Un vrai plaisir que de reprendre cette aventure des 68 premières fois pour une nouvelle édition, décidément un vrai plaisir. Des découvertes, des originalités, des coins de bonheur et de jolies surprises. « Comme neige » aux Editions Buchet Chastel en fait partie.
Constantin Caillaud, comptable passionné de lecture exulte à l’idée de montrer à sa maîtresse (présente, absente) un livre inédit de leur auteur préféré Emilien Petit. Livre qu’il a dégoté dans la « presse » d’un petit village perdu où il passe un week-end (rafistolage) avec son épouse.

Malheureusement au moment de le lui apporter « Neige noire », le roman en question a disparu.

S’en suit une très belle néanmoins mystérieuse quête de ce livre au milieu de la littérature, des auteurs amis d’Emilien Petit vers qui notre héros se tourne pour essayer de retrouver le livre référencé nulle part. De la maison d’édition « Miroir » jusqu’aux entrailles d’internet, Constantin fera tout pour retrouver le livre.

« Je suis porté par une rationalité que ne se satisfait pas de l’irrésolu. »

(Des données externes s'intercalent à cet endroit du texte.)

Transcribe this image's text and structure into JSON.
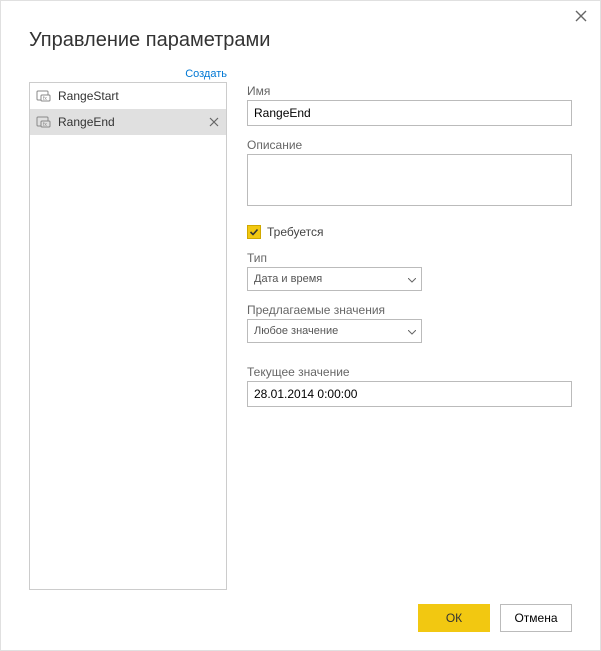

Embarqué dans une fausse en quête (pardonnez le jeu de mots) si ce n’est peut-être celle de soi, Colombe Boncenne pousse le lecteur au questionnement, à la remise en question.

On cherche « neige noire » aux éditions « Miroirs », un roman qui disparaît pour le présenter à une maîtresse qui a des airs d’Arlésienne…c’est troublant et je l’ai souvent comparé au négatif/positif d’une photo en noir et blanc (madame a l’esprit fertile me direz-vous peut-être).

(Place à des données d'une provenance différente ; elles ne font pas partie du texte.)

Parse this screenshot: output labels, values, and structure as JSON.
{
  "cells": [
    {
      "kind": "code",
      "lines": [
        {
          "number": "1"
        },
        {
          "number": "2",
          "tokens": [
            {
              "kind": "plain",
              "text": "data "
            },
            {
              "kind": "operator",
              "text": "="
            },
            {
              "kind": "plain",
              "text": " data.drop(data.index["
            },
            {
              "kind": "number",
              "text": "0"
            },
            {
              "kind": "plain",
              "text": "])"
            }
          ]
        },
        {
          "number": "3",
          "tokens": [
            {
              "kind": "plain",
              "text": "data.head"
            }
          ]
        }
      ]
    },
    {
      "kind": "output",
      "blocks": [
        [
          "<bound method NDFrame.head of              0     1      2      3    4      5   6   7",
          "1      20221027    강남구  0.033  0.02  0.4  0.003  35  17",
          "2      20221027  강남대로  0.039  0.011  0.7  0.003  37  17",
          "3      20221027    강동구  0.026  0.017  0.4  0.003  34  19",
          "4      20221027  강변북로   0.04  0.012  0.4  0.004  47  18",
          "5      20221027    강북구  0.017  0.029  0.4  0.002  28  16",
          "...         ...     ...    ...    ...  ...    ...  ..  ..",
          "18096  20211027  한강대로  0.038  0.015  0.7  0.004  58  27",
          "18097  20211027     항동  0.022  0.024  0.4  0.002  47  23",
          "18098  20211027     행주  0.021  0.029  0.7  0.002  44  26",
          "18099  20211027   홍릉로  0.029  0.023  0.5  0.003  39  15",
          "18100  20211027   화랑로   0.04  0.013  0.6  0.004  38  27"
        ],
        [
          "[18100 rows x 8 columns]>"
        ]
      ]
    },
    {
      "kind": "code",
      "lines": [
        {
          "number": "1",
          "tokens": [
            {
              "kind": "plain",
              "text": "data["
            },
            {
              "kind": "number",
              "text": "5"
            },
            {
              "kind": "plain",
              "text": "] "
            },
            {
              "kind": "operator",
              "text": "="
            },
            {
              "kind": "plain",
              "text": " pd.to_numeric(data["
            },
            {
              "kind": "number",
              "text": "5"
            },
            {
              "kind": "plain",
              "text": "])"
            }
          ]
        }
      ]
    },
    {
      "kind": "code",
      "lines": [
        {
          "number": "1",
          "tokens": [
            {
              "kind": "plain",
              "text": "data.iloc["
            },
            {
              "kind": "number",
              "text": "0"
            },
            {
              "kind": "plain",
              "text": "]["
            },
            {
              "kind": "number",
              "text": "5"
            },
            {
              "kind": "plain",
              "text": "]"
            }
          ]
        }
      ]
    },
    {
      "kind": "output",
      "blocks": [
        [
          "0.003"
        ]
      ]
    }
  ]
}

« L’eau tiède est imbuvable. Soyez glacé ou brûlant, pas tiède. »

Lecteur, écrivain, on tourne les pages en changeant de place parfois et on se demande où on va mais on y va le coeur léger et curieux de découvrir la suite. On referme le livre avec le sentiment d’une réelle réussite pour ce premier roman.

Colombe Boncenne a réussi le pari de nous emporter dans les rouages d’un milieu qu’elle connait bien, celui de l’édition et de réaliser un livre original dont le style promet un bel avenir.

Chouette découverte pour ce 5ème livre des 68 premières fois éditions 2016.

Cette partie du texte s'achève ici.